A trustee allegedly diverted investor funds while failing to redeem a $58 million stake in a Houston apartment complex, a Delaware lawsuit claims.
This is the kind of case that makes you look twice at trust structures. A Delaware court has allowed a lawsuit to move ahead that accuses investment trustees of mishandling redemption proceeds in a major real estate deal.
The case, Hayworth Tanglewood IB, LLC v. Hayworth Tanglewood, DST, et al., is in the Court of Chancery of the State of Delaware. Hayworth Tanglewood IB, LLC is suing the parties behind a Delaware statutory trust that acquired a Houston apartment complex called The Hayworth in 2022. The property cost $105.5 million. The plaintiff contributed more than $58 million in equity, and the balance came from a senior mortgage loan secured by the property.
Delaware statutory trusts are a familiar vehicle in real estate investing.
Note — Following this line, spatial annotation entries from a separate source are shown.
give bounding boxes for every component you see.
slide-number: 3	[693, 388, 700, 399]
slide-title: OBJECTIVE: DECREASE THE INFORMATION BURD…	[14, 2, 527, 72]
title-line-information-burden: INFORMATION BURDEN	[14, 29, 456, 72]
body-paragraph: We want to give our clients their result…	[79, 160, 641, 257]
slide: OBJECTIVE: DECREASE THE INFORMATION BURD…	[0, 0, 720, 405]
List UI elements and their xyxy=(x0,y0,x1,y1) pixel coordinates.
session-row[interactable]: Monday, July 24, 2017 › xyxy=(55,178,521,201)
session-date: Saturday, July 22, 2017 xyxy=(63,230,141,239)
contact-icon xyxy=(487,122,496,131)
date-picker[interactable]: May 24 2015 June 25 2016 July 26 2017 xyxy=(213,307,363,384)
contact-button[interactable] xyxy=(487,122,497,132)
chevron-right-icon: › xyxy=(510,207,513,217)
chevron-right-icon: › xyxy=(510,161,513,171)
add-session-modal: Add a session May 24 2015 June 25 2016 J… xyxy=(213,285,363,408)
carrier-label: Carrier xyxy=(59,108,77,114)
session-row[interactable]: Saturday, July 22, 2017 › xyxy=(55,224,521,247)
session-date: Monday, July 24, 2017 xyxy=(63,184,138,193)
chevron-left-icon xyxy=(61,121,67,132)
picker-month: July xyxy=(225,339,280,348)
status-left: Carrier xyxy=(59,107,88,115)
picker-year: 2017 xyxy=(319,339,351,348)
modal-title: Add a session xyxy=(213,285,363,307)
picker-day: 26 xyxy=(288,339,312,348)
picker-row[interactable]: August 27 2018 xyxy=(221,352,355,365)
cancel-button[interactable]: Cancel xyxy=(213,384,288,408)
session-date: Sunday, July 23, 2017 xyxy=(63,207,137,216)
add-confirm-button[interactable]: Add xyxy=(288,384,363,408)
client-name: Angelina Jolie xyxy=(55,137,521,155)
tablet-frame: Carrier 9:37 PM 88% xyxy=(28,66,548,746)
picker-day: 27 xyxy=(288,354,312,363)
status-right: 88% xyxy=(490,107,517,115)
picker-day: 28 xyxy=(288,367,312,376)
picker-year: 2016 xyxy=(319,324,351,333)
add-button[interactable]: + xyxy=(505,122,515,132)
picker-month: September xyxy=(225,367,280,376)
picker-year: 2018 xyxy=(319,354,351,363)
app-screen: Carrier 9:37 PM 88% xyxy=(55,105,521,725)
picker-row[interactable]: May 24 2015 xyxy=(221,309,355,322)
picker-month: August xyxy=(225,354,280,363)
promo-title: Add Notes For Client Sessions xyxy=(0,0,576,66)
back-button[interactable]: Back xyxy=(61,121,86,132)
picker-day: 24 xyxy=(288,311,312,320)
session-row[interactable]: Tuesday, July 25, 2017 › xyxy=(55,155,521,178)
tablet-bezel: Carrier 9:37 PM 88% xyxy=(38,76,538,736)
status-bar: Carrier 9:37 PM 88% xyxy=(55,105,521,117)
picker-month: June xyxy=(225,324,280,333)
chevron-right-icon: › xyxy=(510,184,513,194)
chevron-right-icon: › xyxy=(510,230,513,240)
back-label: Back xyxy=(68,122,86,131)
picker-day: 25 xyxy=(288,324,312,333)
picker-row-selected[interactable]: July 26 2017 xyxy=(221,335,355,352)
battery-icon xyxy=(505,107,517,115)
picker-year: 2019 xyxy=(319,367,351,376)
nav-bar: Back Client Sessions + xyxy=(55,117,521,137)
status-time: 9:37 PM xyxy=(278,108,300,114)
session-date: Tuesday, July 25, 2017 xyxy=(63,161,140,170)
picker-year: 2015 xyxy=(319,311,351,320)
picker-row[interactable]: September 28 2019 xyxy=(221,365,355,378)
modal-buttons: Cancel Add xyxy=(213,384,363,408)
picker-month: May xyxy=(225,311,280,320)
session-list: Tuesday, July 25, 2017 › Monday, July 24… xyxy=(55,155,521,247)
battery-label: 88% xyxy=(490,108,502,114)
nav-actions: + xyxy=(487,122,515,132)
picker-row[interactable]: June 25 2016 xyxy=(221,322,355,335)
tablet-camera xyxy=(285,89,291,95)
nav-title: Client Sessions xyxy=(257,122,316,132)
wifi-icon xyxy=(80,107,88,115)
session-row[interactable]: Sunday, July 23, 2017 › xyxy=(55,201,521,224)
Here, the structure was straightforward. Under the trust agreement and a private placement memorandum, the plaintiff initially held 100 percent of the beneficial interests in the trust. As interests were sold to outside investors, the proceeds were meant to be used to redeem the plaintiff’s stake over time.
That is not what happened. The trustees sold more than $37 million of beneficial interests to outside investors. From those sales, they paid roughly $20.1 million in allocated net proceeds to the bridge lender that had financed the plaintiff's capital contribution. But the plaintiff says they never redeemed the corresponding ownership interests as required.
The lawsuit goes further, alleging that the trust’s proceeds were diverted for improper uses to benefit the signatory trustee’s managers and their affiliated entities. In other words, instead of following the redemption framework in the governing documents, the money is alleged to have been used for self-enrichment.
The funding side has its own parallel dispute. The plaintiff’s equity came from a bridge loan. In April 2024, the bridge lender sued in New York, claiming fraudulent misappropriation of syndication proceeds in connection with the broader funding arrangements. After the plaintiff defaulted, the lender exercised its rights and, as of June 30, 2025, became the plaintiff’s manager and controller.
In Delaware, the trustees asked the court to dismiss or pause the case, arguing that the New York action already covered the issues. On January 15, 2026, Senior Magistrate in Chancery Selena E. Molina declined to do so. She found that the New York case focuses on different agreements, while the Delaware action turns on the trust agreement, private placement memorandum, and a related side letter. That was enough for her to let the Delaware action proceed on its own track.
She also refused to throw out the claims at the pleading stage. In her report, she concluded that the plaintiff has stated reasonably conceivable claims for breach of contract, breach of fiduciary duty, breach of the implied covenant of good faith and fair dealing, and for declaratory relief. Among other things, the plaintiff is asking the court to declare that it still owns no less than 60 percent of the beneficial interests in the trust and that disposition fees must be paid to it. It also seeks to block distribution of any sale proceeds from a future sale of The Hayworth.
The property was listed for sale in May 2025, and the complaint refers to multiple “best and final” offers. But an affidavit from the owner and manager of the signatory trustee now says there is no offer currently under consideration and that a sale could be years away.
On the procedural side, the trustees’ lawyers moved to withdraw a week before the scheduled argument on the dismissal motion. The magistrate granted that request and gave the defendants 10 business days to secure new Delaware counsel and answer the complaint. If they do not, the plaintiff can seek further relief. Discovery is set to resume on February 2, 2026.
For investors and advisors who use Delaware statutory trusts and similar structures, this case is a reminder that the real risk is not just the underlying asset, but also how faithfully trustees follow the deal documents when money comes in the door.